My teaching extends to local K-12 outreach, too. I am the organizer of a workshop series for K-12 teachers in Florida and regularly provide lectures to Pinellas and Hillsborough County School teachers on topics related to Florida's Social Studies Standards.
RESEARCH
My research focuses on the medieval Mediterranean during the age of the Crusades. My first book, Dynasties Intertwined: The Zirids of Ifriqiya and the Normans of Sicily (Cornell University Press, 2022) considers the relationship between the Norman kingdom of Sicily and the Zirid emirate of Ifriqiya (modern-day Tunisia) during the twelfth century. For this project, I used Latin and Arabic texts alongside digital resources like the Old World Drought Atlas to show the expansive networks that connected the Normans and Zirids to other polities across the Mediterranean, with a particular eye toward restoring the agency of the often-maligned Zirids.

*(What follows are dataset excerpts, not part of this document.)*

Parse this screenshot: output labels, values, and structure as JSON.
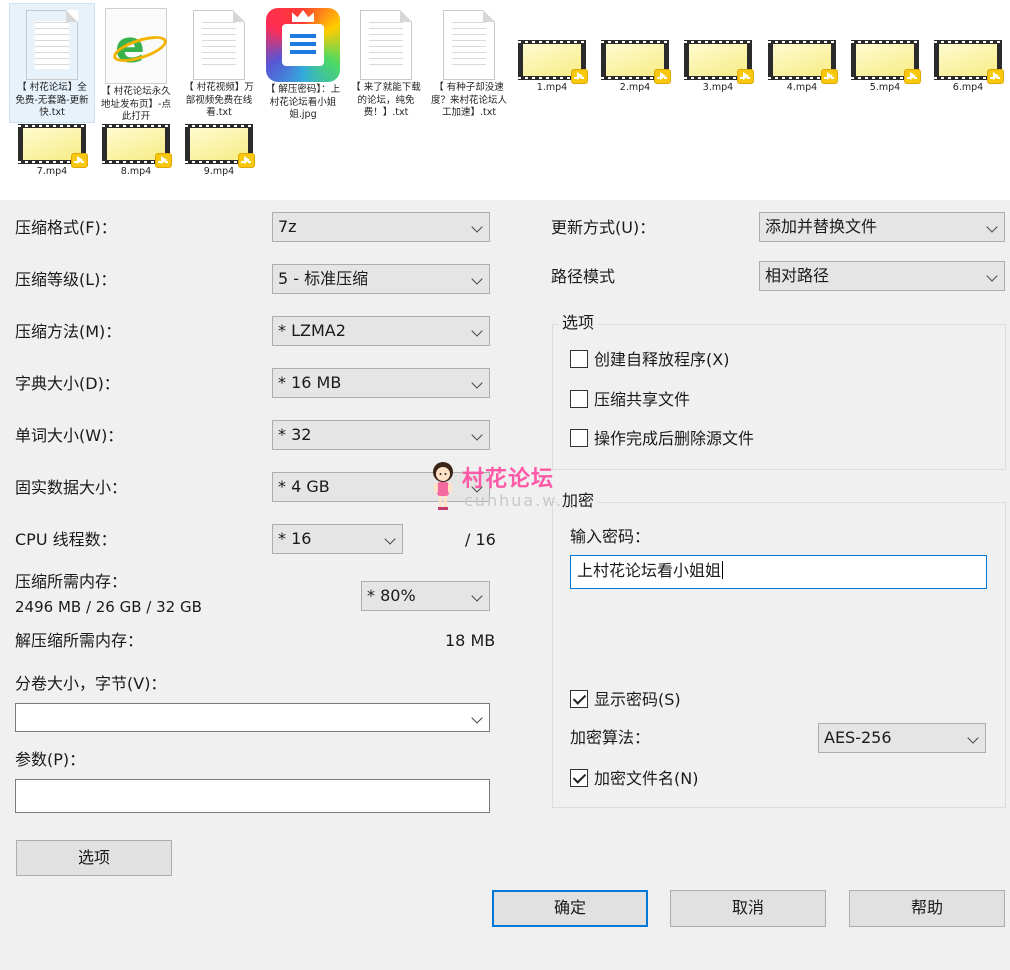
{
  "files": [
    {
      "name": "【 村花论坛】全免费-无套路-更新快.txt",
      "kind": "text-file",
      "selected": true
    },
    {
      "name": "【 村花论坛永久地址发布页】-点此打开",
      "kind": "browser-shortcut",
      "selected": false
    },
    {
      "name": "【 村花视频】万部视频免费在线看.txt",
      "kind": "text-file",
      "selected": false
    },
    {
      "name": "【 解压密码】：上村花论坛看小姐姐.jpg",
      "kind": "image-app",
      "selected": false
    },
    {
      "name": "【 来了就能下载的论坛，纯免费！】.txt",
      "kind": "text-file",
      "selected": false
    },
    {
      "name": "【 有种子却没速度？来村花论坛人工加速】.txt",
      "kind": "text-file",
      "selected": false
    },
    {
      "name": "1.mp4",
      "kind": "video-file",
      "selected": false
    },
    {
      "name": "2.mp4",
      "kind": "video-file",
      "selected": false
    },
    {
      "name": "3.mp4",
      "kind": "video-file",
      "selected": false
    },
    {
      "name": "4.mp4",
      "kind": "video-file",
      "selected": false
    },
    {
      "name": "5.mp4",
      "kind": "video-file",
      "selected": false
    },
    {
      "name": "6.mp4",
      "kind": "video-file",
      "selected": false
    },
    {
      "name": "7.mp4",
      "kind": "video-file",
      "selected": false
    },
    {
      "name": "8.mp4",
      "kind": "video-file",
      "selected": false
    },
    {
      "name": "9.mp4",
      "kind": "video-file",
      "selected": false
    }
  ],
  "left": {
    "format": {
      "label": "压缩格式(F)：",
      "value": "7z"
    },
    "level": {
      "label": "压缩等级(L)：",
      "value": "5 - 标准压缩"
    },
    "method": {
      "label": "压缩方法(M)：",
      "value": "* LZMA2"
    },
    "dict": {
      "label": "字典大小(D)：",
      "value": "* 16 MB"
    },
    "word": {
      "label": "单词大小(W)：",
      "value": "* 32"
    },
    "solid": {
      "label": "固实数据大小：",
      "value": "* 4 GB"
    },
    "threads": {
      "label": "CPU 线程数：",
      "value": "* 16",
      "max": "/ 16"
    },
    "memory": {
      "label": "压缩所需内存：",
      "detail": "2496 MB / 26 GB / 32 GB",
      "value": "* 80%"
    },
    "decompress": {
      "label": "解压缩所需内存：",
      "value": "18 MB"
    },
    "split": {
      "label": "分卷大小，字节(V)：",
      "value": ""
    },
    "params": {
      "label": "参数(P)：",
      "value": ""
    },
    "options_button": "选项"
  },
  "right": {
    "update": {
      "label": "更新方式(U)：",
      "value": "添加并替换文件"
    },
    "path": {
      "label": "路径模式",
      "value": "相对路径"
    },
    "options_group": {
      "title": "选项",
      "items": [
        {
          "label": "创建自释放程序(X)",
          "checked": false
        },
        {
          "label": "压缩共享文件",
          "checked": false
        },
        {
          "label": "操作完成后删除源文件",
          "checked": false
        }
      ]
    },
    "encryption": {
      "title": "加密",
      "password_label": "输入密码：",
      "password_value": "上村花论坛看小姐姐",
      "show_password": {
        "label": "显示密码(S)",
        "checked": true
      },
      "algorithm_label": "加密算法：",
      "algorithm_value": "AES-256",
      "encrypt_names": {
        "label": "加密文件名(N)",
        "checked": true
      }
    }
  },
  "buttons": {
    "ok": "确定",
    "cancel": "取消",
    "help": "帮助"
  },
  "watermark": {
    "title": "村花论坛",
    "subtitle": "cunhua.w..."
  },
  "colors": {
    "dialog_bg": "#f0f0f0",
    "focus_border": "#0078d7",
    "watermark": "#ff5aa8"
  }
}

I have also co-authored a partial translation of the geography of al-Idrisi (with Katherine Jacka, Ahmed Fatima Kzzo, and Sherif Abdelkarim for ArcHumanities Press, 2024). My current book project is an admitted departure from my Mediterranean-centric scholarship and considers the history of goblins from the Middle Ages to the present.
I am willing to supervise graduate students who specialize in medieval history, especially the Mediterranean during the central Middle Ages (1000-1300). I have advised students whose projects are outside of this scope, though I am most comfortable with graduate research that broadly gravitates toward this chronology and geography. MA students should ideally have experience with one research language (usually Latin, Arabic, or Greek) before entering the program. PhD students should ideally have knowledge of at least one research language and one modern language (typically French, German, Italian, or Spanish) based on their area of expertise.